During his tenure at UGBC, Professor Samad forged relationships with different groups in the Berbice community, all of whom came out to support the campaign to keep him as director of UGBC.
Pastor Shawn Geer, commenting on Samad’s resignation said, “If that is to be allowed, it will be a tragedy and a great loss to Berbice and the country as a whole.”
Pandit Kamal Dhanessar declared, “It is up to us [civil society] to let our voices be heard as to what we want to see happen to this [Berbice] campus. Are we going to watch and let it go down the drain and be destroyed by Turkeyen’s problems? Or are we going to stand up and speak up and decide as a people exactly what we want to see happen to the university?”
Glowing testimonials of Professor Samad’s accomplishments at UGBC came from past and present students of the campus; farmers from Black Bush Polder who are benefiting from research studies on crop diseases initiated by UGBC under the leadership of Samad; police officers trained at the Felix Austin Training College at Adven-ture, Corentyne who attended courses on Information Technology, Report Skills Writing and benefited from other courses made available at UGBC; and other underprivileged groups who were taught how to use the computer via free programmes arranged by Professor Samad at UGBC.

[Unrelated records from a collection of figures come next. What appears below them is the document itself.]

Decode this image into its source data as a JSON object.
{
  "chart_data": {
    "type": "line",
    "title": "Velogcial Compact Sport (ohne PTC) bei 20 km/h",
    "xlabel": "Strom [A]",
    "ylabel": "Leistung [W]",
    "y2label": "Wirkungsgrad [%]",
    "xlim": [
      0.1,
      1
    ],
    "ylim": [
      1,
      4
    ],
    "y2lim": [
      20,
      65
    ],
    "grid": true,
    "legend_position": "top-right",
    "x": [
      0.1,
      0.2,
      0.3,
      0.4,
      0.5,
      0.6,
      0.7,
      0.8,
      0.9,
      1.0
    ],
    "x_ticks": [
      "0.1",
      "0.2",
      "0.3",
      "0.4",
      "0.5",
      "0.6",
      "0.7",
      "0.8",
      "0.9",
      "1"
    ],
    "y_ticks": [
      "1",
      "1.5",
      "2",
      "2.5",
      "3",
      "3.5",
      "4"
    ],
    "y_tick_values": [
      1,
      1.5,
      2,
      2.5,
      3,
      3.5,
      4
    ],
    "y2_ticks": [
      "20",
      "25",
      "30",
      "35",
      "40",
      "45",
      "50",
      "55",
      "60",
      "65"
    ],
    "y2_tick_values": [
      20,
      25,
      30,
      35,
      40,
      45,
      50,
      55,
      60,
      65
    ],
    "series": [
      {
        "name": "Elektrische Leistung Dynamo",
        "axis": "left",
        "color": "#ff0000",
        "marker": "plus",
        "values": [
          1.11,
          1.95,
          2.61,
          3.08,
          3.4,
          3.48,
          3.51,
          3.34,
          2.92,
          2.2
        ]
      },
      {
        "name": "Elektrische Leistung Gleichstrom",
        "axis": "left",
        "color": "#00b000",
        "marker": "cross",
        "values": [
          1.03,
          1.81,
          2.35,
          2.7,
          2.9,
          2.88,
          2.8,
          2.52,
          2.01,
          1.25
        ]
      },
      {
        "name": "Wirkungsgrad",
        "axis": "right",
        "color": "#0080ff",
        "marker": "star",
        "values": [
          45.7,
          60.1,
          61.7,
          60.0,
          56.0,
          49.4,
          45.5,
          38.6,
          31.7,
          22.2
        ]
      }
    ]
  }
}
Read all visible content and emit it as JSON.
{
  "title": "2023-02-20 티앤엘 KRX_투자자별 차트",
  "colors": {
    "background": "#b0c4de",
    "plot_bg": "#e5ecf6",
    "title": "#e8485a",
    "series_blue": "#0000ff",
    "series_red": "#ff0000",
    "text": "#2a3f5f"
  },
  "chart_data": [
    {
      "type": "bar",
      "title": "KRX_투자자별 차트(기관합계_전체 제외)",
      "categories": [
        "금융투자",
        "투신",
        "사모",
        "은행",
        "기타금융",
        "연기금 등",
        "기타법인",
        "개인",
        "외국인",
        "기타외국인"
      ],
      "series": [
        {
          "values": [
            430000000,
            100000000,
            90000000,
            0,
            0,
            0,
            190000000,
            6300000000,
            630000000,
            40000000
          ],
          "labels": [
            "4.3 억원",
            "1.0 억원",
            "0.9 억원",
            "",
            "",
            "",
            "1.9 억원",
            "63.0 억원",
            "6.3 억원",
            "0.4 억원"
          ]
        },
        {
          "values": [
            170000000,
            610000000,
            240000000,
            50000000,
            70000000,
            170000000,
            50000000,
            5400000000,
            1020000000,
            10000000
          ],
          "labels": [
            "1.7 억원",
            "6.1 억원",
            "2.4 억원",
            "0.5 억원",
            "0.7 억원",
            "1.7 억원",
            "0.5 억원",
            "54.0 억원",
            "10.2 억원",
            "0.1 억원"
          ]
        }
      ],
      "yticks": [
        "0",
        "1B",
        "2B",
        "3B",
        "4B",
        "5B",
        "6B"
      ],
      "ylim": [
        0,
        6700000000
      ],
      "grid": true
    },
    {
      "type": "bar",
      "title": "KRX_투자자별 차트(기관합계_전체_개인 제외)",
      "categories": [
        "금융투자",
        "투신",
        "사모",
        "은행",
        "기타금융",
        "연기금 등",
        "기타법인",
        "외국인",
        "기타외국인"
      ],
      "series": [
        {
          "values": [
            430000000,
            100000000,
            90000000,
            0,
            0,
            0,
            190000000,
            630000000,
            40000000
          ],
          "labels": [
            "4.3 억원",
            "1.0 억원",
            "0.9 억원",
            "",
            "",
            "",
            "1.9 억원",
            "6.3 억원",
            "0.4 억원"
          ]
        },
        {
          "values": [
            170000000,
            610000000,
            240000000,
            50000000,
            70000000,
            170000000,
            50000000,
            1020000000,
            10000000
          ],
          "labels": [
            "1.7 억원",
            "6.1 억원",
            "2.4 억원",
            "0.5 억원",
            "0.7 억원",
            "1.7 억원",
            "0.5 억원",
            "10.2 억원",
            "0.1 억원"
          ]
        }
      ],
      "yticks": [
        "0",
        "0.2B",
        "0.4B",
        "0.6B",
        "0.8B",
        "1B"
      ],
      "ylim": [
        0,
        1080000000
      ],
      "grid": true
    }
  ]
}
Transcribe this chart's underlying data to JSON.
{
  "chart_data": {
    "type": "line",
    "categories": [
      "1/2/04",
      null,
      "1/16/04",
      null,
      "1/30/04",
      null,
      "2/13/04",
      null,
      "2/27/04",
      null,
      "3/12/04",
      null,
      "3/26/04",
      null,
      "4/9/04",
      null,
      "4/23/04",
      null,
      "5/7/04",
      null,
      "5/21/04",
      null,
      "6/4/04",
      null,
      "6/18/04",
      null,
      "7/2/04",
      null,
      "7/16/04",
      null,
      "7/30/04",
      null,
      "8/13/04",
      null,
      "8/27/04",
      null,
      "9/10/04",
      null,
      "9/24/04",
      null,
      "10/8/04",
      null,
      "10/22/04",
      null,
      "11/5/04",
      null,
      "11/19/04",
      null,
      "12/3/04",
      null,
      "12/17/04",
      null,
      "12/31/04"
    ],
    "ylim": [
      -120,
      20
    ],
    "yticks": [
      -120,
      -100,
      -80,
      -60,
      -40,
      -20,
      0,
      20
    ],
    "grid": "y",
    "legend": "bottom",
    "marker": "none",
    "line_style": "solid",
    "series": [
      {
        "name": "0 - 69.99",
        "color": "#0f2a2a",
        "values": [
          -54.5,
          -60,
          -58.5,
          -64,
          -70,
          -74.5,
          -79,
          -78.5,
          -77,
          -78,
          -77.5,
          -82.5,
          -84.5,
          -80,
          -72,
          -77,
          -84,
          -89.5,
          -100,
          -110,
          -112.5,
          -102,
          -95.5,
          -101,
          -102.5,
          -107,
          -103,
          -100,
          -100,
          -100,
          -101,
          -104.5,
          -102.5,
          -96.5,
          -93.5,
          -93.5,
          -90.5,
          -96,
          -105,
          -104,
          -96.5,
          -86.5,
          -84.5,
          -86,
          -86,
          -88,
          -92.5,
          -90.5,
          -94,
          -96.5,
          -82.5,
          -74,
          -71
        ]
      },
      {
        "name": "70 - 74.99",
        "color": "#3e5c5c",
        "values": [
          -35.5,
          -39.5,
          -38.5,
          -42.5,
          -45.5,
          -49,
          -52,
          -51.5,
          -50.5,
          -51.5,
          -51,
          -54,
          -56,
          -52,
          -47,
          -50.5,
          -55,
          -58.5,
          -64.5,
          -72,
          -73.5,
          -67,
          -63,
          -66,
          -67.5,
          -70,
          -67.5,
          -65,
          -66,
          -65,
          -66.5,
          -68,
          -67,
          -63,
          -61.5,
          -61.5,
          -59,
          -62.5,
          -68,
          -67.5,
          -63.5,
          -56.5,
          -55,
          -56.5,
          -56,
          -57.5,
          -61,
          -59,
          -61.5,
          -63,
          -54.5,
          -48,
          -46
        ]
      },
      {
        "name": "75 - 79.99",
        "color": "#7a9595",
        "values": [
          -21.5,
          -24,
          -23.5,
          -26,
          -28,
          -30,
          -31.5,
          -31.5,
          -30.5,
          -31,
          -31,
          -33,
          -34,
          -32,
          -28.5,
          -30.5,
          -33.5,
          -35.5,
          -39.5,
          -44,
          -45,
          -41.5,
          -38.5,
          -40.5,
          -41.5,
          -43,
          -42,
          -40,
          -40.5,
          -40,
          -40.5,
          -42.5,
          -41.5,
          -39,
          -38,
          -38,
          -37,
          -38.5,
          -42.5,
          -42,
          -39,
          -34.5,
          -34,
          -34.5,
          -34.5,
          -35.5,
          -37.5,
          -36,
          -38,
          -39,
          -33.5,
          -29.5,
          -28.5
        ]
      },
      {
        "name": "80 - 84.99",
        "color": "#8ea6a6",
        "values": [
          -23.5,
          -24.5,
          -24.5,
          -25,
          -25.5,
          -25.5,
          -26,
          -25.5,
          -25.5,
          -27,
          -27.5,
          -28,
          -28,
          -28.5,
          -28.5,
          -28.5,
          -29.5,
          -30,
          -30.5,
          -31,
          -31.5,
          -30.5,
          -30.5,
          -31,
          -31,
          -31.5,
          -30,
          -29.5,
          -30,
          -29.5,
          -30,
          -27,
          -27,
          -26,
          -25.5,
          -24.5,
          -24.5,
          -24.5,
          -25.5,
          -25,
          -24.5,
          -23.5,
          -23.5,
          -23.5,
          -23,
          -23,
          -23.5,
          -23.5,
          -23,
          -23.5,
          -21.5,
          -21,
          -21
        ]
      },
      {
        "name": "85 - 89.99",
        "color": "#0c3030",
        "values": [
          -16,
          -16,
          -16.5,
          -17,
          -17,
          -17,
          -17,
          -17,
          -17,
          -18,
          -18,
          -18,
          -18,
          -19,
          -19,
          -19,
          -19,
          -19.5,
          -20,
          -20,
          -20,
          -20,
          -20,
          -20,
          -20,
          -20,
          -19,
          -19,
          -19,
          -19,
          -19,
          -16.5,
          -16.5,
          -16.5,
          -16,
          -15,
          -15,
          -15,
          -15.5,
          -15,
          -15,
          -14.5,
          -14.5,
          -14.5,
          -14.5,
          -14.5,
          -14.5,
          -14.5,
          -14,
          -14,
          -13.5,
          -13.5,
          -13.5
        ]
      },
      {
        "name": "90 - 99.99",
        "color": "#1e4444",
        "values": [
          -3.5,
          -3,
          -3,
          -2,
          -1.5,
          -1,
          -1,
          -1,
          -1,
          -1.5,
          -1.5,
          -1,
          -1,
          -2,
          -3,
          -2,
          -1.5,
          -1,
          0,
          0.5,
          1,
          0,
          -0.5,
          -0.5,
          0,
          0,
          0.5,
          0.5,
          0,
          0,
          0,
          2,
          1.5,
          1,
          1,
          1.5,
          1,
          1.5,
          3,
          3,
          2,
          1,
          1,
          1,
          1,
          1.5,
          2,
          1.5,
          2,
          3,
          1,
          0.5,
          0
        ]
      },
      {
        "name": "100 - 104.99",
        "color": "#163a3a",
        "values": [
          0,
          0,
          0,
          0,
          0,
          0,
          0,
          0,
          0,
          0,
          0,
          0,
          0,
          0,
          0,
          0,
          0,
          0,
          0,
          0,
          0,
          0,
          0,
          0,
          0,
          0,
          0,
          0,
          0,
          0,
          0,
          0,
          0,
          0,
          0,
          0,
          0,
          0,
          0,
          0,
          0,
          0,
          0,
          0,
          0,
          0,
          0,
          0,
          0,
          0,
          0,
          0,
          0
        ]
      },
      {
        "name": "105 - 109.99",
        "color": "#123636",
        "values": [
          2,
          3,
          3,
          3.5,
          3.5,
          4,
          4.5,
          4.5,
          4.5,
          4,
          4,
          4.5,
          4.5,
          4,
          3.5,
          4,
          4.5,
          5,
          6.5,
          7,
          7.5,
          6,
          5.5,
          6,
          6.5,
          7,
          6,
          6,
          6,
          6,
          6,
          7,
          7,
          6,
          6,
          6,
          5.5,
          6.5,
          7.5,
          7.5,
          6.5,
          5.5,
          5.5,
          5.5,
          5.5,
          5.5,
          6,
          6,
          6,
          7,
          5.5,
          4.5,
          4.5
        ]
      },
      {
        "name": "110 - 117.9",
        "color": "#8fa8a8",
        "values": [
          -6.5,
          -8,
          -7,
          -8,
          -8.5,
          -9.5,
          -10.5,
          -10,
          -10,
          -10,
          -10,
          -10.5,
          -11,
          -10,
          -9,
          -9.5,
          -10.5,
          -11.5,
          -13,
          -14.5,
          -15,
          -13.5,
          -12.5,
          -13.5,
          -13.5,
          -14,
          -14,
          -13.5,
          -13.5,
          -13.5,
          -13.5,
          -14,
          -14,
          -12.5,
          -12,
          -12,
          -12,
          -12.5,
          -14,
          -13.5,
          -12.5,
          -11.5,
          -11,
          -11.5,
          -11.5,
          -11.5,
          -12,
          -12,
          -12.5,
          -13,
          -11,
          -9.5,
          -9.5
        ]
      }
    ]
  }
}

Sixty-seven-year-old Janak Jodhan, a student of the Department of Education and Humanities at UGBC who was encouraged to further his studies by Professor Samad, called for public support to retain the services of Samad as director of UGBC. He stated, “We have found a native Berbician to run our campus, and he has planted his vision in all the communities in this county. I think it is about time we as Berbicians wake up and educate ourselves and our children.” He opined, “If Professor Samad is given the opportunity to run this institution [UGBC] as an independent autonomous body we would see education not compromised as we see at Turkeyen.”